Global equities markets leapt yesterday after the release of data showing Chinese manufacturing had grown unexpectedly, easing fears of a global economic slowdown. At the same time, however, signals from the digital realm indicate that concerns related to corporate debt in China, a potential source of global financial risk, may be becoming more salient.
Last week, a Predata signal captured a surge in digital interest in HNA Group, one of the four massive Chinese conglomerates that are considered potential “gray rhinos,” which, unlike rare and unexpected “black swan” events, are large and visible and if they start moving too fast have disastrous consequences for the economy.

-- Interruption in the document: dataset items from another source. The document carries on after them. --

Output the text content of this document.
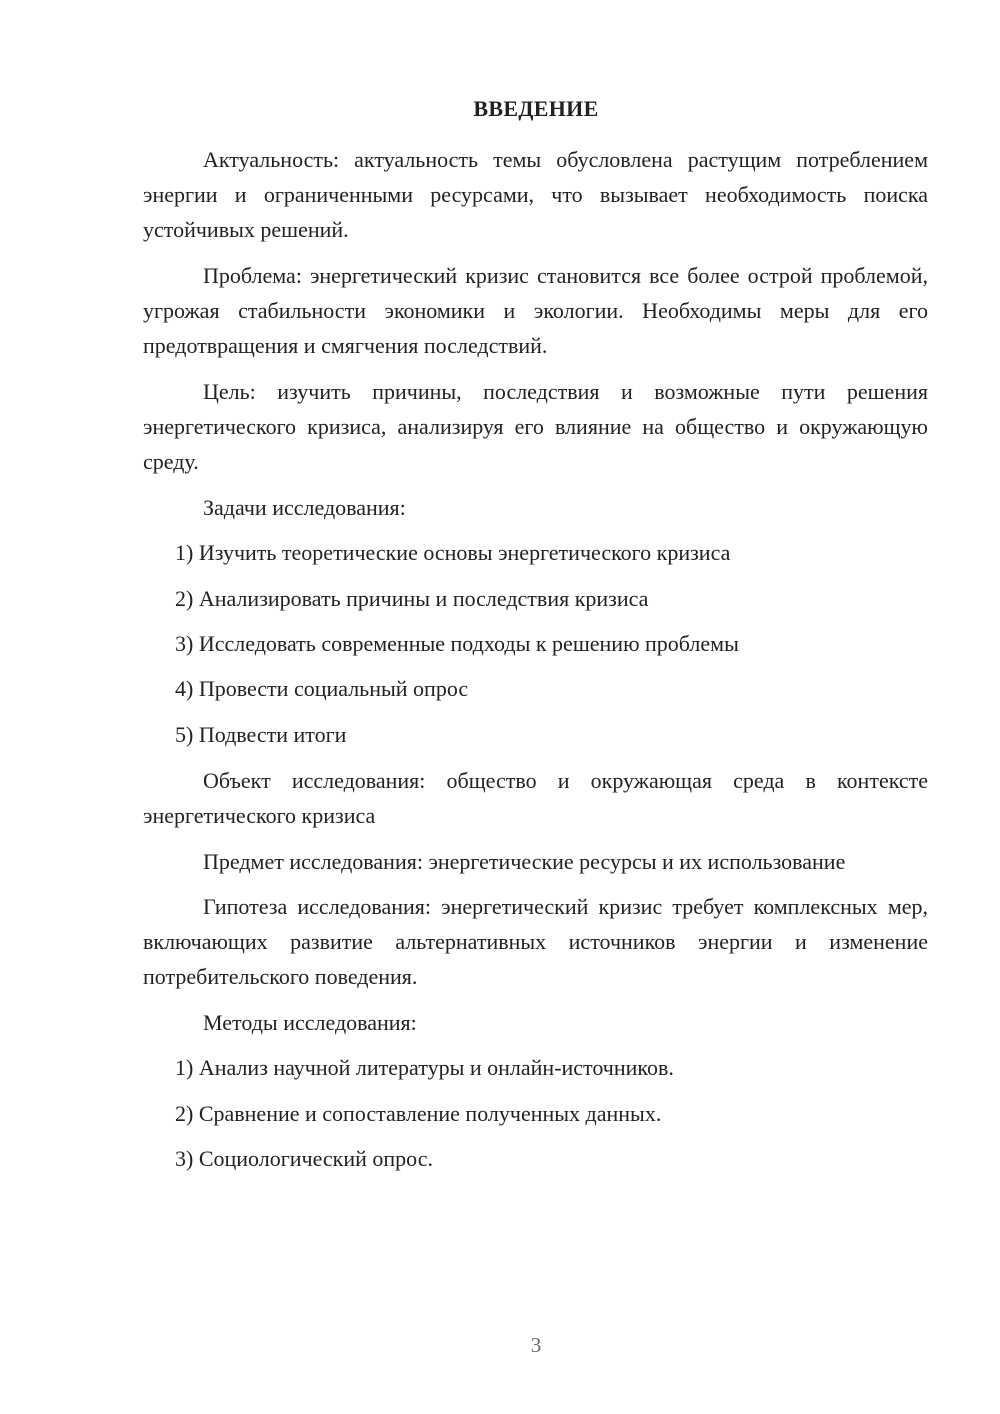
ВВЕДЕНИЕ

Актуальность: актуальность темы обусловлена растущим потреблением энергии и ограниченными ресурсами, что вызывает необходимость поиска устойчивых решений.

Проблема: энергетический кризис становится все более острой проблемой, угрожая стабильности экономики и экологии. Необходимы меры для его предотвращения и смягчения последствий.

Цель: изучить причины, последствия и возможные пути решения энергетического кризиса, анализируя его влияние на общество и окружающую среду.

Задачи исследования:

1) Изучить теоретические основы энергетического кризиса

2) Анализировать причины и последствия кризиса

3) Исследовать современные подходы к решению проблемы

4) Провести социальный опрос

5) Подвести итоги

Объект исследования: общество и окружающая среда в контексте энергетического кризиса

Предмет исследования: энергетические ресурсы и их использование

Гипотеза исследования: энергетический кризис требует комплексных мер, включающих развитие альтернативных источников энергии и изменение потребительского поведения.

Методы исследования:

1) Анализ научной литературы и онлайн-источников.

2) Сравнение и сопоставление полученных данных.

3) Социологический опрос.

3
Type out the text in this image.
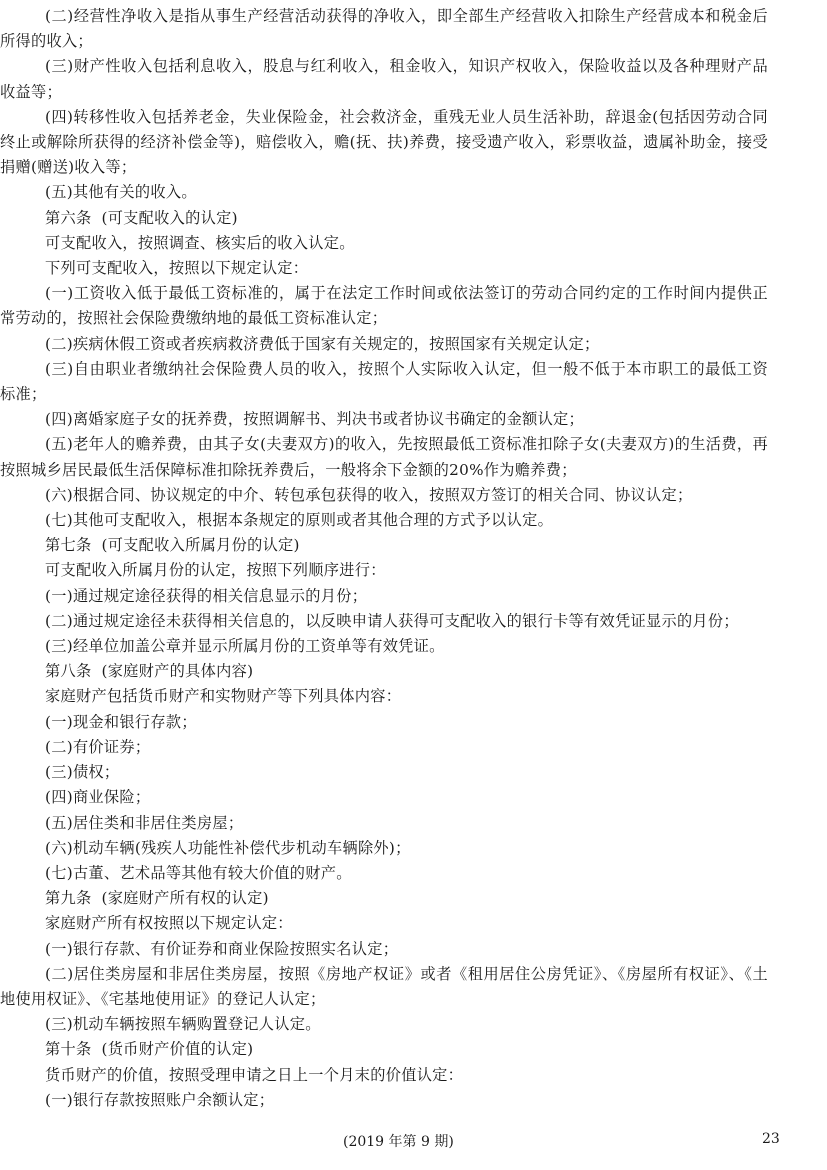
(二)经营性净收入是指从事生产经营活动获得的净收入，即全部生产经营收入扣除生产经营成本和税金后所得的收入；

(三)财产性收入包括利息收入，股息与红利收入，租金收入，知识产权收入，保险收益以及各种理财产品收益等；

(四)转移性收入包括养老金，失业保险金，社会救济金，重残无业人员生活补助，辞退金(包括因劳动合同终止或解除所获得的经济补偿金等)，赔偿收入，赡(抚、扶)养费，接受遗产收入，彩票收益，遗属补助金，接受捐赠(赠送)收入等；

(五)其他有关的收入。

第六条 (可支配收入的认定)

可支配收入，按照调查、核实后的收入认定。

下列可支配收入，按照以下规定认定：

(一)工资收入低于最低工资标准的，属于在法定工作时间或依法签订的劳动合同约定的工作时间内提供正常劳动的，按照社会保险费缴纳地的最低工资标准认定；

(二)疾病休假工资或者疾病救济费低于国家有关规定的，按照国家有关规定认定；

(三)自由职业者缴纳社会保险费人员的收入，按照个人实际收入认定，但一般不低于本市职工的最低工资标准；

(四)离婚家庭子女的抚养费，按照调解书、判决书或者协议书确定的金额认定；

(五)老年人的赡养费，由其子女(夫妻双方)的收入，先按照最低工资标准扣除子女(夫妻双方)的生活费，再按照城乡居民最低生活保障标准扣除抚养费后，一般将余下金额的20%作为赡养费；

(六)根据合同、协议规定的中介、转包承包获得的收入，按照双方签订的相关合同、协议认定；

(七)其他可支配收入，根据本条规定的原则或者其他合理的方式予以认定。

第七条 (可支配收入所属月份的认定)

可支配收入所属月份的认定，按照下列顺序进行：

(一)通过规定途径获得的相关信息显示的月份；

(二)通过规定途径未获得相关信息的，以反映申请人获得可支配收入的银行卡等有效凭证显示的月份；

(三)经单位加盖公章并显示所属月份的工资单等有效凭证。

第八条 (家庭财产的具体内容)

家庭财产包括货币财产和实物财产等下列具体内容：

(一)现金和银行存款；

(二)有价证券；

(三)债权；

(四)商业保险；

(五)居住类和非居住类房屋；

(六)机动车辆(残疾人功能性补偿代步机动车辆除外)；

(七)古董、艺术品等其他有较大价值的财产。

第九条 (家庭财产所有权的认定)

家庭财产所有权按照以下规定认定：

(一)银行存款、有价证券和商业保险按照实名认定；

(二)居住类房屋和非居住类房屋，按照《房地产权证》或者《租用居住公房凭证》、《房屋所有权证》、《土地使用权证》、《宅基地使用证》的登记人认定；

(三)机动车辆按照车辆购置登记人认定。

第十条 (货币财产价值的认定)

货币财产的价值，按照受理申请之日上一个月末的价值认定：

(一)银行存款按照账户余额认定；

(2019 年第 9 期)	23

Distressed under the weight of foreign acquisitions, HNA, under orders from Beijing, has been selling off holdings. HNA’s largest creditor, China Development Bank, reportedly plans to cut the conglomerate back to its core travel assets and, according to Reuters, possibly move HNA into liquidation later this year.
The spike in digital interest came after HNA sold Hong Kong Express Airlines to Cathay Pacific and Swiss caterer Gate Group to RRJ Capital. The signal had reached such a level only two other times in the past year: once after an HNA board co-chairman perished in a tragic accident in France, and then a second time when HNA was negotiating the sale of a prestigious Manhattan skyscraper. That the sale of the airlines holdings has caused such a large upswing in attention online suggests observers may be jittery about the speed of the selloffs and the risk HNA poses.
Additionally, three other notable gray rhino conglomerates -- Fosun International, Anbang Insurance, and Wanda Group -- have all registered declines in digital interest recently. That the signal for HNA is moving against the larger trend indicates that concerns about the conglomerate are particularly acute.